SYNOPSIS: Miss Pintassilgo's appointment ends six weeks of political uncertainty in Portugal following the resignation of Dr. Carlos Mota Pinto's apolitical government. The new Prime Minster also has no party affiliations. She was Social affairs Minister in two provisional governments after the 1974 revolution and has been Portuguese ambassador to the United Nations body UNESCO, since 1975. Miss Pintassilgo told newsmen that she felt it was her duty to accept the task of seeing the country through to the general elections. She said she was confident of overcoming the reservations expressed by some political leaders and hoped to complete her government by the end of next week.
The new Prime Minister faces many economic problems. Dr. Pinto's six months in office were dogged by left-wing opposition to his austerity measures. Continuing political uncertainty could impede negotiations with the International Monetary fund for vital stand-by credit.

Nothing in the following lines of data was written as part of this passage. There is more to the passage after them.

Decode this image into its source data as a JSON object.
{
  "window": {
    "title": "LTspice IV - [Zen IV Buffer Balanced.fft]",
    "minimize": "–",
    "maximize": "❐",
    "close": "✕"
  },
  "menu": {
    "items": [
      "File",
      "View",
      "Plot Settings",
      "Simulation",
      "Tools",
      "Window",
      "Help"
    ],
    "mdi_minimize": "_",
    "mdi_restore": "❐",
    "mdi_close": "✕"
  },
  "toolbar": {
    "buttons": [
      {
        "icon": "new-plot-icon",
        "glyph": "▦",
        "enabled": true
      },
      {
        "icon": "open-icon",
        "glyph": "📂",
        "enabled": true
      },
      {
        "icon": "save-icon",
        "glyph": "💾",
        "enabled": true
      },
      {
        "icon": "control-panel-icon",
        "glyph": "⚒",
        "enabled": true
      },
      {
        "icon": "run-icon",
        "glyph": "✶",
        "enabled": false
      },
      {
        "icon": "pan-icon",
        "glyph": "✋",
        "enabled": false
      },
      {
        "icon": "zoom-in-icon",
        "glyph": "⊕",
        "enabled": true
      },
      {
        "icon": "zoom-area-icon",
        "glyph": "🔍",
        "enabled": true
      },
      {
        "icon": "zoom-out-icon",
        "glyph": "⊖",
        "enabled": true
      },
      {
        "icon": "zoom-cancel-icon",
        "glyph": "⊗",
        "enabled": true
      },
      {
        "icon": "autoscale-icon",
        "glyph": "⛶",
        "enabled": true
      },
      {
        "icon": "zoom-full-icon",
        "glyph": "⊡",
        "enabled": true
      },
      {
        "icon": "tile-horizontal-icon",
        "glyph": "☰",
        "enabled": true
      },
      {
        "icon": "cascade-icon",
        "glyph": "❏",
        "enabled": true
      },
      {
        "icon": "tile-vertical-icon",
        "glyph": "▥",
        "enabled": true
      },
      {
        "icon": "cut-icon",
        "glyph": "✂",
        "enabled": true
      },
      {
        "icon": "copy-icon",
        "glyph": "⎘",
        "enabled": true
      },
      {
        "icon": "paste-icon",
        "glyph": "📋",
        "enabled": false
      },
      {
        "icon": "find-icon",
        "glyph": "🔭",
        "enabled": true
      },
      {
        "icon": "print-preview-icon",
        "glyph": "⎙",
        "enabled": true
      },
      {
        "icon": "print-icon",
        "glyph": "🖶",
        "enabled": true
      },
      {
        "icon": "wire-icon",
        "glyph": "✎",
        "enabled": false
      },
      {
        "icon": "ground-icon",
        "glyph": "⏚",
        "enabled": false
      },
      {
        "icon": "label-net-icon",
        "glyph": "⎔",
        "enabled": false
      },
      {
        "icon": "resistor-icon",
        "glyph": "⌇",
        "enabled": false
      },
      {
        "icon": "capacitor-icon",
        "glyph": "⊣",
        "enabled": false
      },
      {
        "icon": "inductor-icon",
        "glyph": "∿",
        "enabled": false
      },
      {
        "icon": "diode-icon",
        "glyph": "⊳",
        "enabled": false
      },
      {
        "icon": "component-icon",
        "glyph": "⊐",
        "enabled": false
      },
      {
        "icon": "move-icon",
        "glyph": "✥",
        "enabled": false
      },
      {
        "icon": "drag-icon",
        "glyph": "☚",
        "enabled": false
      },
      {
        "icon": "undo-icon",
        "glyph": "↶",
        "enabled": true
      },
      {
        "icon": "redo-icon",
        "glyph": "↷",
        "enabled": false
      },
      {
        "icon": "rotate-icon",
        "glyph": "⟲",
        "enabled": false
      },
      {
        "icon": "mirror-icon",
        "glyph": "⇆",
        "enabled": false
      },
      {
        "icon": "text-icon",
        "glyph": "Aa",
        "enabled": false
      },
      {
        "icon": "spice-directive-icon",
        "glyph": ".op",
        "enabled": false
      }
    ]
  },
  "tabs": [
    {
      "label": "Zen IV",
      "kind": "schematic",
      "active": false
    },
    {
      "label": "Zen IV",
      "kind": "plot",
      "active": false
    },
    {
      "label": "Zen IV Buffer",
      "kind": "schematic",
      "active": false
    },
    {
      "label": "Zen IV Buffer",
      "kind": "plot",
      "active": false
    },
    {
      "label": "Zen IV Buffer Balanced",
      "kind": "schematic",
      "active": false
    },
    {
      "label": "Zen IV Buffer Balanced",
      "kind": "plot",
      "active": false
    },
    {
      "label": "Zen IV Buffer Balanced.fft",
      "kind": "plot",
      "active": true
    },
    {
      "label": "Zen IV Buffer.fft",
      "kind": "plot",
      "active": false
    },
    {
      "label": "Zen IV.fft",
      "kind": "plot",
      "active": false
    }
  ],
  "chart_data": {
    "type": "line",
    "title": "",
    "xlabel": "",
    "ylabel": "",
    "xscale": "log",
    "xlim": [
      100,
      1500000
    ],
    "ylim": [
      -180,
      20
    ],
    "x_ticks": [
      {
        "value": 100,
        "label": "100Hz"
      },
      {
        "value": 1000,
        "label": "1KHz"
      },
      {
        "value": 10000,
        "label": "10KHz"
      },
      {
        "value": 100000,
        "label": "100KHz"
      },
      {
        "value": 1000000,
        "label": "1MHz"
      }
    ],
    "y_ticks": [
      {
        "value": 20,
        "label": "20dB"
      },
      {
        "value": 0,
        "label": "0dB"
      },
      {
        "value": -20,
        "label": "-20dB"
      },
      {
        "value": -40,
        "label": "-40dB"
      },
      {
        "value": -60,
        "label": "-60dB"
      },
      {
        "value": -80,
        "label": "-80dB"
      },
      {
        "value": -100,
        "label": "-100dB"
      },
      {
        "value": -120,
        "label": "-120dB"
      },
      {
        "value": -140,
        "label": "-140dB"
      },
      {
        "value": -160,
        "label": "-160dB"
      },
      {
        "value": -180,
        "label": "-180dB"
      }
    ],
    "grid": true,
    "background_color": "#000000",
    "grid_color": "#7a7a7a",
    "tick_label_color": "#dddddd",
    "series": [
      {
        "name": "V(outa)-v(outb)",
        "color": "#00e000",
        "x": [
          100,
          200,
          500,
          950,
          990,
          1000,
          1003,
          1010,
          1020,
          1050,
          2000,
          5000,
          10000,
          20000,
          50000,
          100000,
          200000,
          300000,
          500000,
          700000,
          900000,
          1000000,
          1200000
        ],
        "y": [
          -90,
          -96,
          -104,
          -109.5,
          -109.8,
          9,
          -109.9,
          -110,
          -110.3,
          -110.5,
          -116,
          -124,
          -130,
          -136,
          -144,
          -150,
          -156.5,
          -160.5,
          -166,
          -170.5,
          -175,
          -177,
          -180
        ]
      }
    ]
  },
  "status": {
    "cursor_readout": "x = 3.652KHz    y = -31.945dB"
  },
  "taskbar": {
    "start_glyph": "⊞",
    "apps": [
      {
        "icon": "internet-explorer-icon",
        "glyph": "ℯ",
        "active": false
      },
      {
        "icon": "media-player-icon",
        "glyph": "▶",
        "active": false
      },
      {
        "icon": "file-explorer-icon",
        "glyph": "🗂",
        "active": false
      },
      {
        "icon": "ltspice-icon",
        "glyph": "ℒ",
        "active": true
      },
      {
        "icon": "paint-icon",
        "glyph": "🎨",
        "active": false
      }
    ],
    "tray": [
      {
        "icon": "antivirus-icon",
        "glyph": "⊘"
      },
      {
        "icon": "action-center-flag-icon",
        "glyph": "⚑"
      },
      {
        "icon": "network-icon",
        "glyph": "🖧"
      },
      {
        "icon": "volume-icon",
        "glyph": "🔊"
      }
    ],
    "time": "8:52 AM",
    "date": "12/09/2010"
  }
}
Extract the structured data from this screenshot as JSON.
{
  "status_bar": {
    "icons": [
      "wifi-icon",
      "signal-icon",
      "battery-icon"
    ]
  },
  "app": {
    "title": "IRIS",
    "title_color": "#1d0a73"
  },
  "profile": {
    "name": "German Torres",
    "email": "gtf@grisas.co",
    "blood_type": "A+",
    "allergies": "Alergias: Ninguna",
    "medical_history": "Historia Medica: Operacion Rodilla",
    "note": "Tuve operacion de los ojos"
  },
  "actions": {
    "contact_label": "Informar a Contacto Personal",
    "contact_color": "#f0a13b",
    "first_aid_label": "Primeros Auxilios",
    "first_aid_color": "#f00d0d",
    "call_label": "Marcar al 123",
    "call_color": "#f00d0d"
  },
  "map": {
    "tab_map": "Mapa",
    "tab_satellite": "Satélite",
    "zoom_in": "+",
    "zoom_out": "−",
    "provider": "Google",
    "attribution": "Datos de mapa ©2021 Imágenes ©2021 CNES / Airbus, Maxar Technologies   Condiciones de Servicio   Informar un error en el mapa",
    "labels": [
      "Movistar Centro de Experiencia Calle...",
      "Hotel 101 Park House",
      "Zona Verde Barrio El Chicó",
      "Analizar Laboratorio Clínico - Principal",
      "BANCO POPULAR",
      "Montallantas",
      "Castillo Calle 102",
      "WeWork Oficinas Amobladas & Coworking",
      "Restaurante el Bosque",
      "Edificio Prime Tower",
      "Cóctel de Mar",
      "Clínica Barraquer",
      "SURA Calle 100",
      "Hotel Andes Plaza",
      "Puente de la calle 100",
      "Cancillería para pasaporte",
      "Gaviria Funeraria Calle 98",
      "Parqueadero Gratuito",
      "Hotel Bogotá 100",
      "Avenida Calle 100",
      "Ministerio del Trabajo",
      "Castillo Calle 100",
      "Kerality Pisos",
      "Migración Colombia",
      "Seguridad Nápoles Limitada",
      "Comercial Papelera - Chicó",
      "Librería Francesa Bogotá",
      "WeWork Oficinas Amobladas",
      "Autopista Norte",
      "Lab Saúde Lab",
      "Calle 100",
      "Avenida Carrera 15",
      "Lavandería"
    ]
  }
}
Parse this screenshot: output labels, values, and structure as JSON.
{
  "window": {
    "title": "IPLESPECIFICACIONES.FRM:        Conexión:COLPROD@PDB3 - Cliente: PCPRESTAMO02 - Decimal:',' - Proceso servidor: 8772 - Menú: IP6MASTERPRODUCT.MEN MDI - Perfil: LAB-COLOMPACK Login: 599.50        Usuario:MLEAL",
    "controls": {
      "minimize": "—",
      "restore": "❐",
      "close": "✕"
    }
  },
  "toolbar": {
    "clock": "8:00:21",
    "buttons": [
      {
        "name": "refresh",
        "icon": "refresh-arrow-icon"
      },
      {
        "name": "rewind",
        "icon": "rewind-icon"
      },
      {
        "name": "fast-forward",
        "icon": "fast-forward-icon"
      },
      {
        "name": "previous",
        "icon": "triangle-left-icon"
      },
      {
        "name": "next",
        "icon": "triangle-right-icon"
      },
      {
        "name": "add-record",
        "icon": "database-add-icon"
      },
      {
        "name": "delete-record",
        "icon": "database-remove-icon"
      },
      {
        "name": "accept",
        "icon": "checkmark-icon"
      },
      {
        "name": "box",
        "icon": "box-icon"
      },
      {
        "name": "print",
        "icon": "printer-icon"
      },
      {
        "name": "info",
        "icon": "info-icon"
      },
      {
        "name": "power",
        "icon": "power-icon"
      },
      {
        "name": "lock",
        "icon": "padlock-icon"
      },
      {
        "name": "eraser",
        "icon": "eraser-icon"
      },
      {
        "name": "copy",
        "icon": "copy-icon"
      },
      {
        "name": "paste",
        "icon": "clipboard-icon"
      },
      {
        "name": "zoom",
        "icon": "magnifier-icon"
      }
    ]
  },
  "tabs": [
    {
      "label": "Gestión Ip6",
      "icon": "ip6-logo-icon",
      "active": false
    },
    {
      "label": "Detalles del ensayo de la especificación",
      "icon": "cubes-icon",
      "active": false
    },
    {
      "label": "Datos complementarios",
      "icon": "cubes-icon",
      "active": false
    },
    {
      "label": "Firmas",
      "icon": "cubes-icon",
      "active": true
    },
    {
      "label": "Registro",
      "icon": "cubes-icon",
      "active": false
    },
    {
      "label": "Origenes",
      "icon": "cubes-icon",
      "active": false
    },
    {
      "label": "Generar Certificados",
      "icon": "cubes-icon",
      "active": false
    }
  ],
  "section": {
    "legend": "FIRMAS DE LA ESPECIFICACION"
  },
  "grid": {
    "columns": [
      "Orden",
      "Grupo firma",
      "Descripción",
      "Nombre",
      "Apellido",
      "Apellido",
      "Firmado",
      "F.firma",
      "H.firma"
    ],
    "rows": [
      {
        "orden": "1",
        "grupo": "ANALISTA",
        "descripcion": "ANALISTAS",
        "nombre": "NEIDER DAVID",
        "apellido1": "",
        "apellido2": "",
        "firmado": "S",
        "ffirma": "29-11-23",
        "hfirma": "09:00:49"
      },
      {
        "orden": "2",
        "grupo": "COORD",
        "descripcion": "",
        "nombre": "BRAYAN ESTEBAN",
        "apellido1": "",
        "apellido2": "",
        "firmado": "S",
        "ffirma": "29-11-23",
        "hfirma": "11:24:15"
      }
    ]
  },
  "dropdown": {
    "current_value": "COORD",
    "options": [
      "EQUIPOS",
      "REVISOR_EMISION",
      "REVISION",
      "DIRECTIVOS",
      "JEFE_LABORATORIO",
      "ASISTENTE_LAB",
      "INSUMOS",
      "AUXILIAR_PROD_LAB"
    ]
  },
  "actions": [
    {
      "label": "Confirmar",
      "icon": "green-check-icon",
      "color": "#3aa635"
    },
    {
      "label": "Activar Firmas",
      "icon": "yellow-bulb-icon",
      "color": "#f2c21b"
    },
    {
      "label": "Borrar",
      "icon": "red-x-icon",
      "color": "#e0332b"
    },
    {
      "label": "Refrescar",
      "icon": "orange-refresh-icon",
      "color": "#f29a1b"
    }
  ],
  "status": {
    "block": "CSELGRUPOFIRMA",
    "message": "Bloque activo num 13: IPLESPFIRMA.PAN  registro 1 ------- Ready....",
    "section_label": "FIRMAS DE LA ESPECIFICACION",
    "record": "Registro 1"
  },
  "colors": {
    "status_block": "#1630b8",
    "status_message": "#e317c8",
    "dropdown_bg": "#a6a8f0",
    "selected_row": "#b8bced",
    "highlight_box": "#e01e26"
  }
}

The appointment has been favourable received by the country's Communist party. The socialists -- led by former premier Mario Soares -- are also believed to have no objections. But many of the centre-right parties have expressed concern, accusing Miss Pintassilgo of having leftist and third-world sympathies.
At Wednesday's (18 July) meeting of the central communist committee party leader, Alvaro Cunhal welcomed the prospect of Miss Pintassilgo's government -- providing her policies were not controversial and led to an early general election.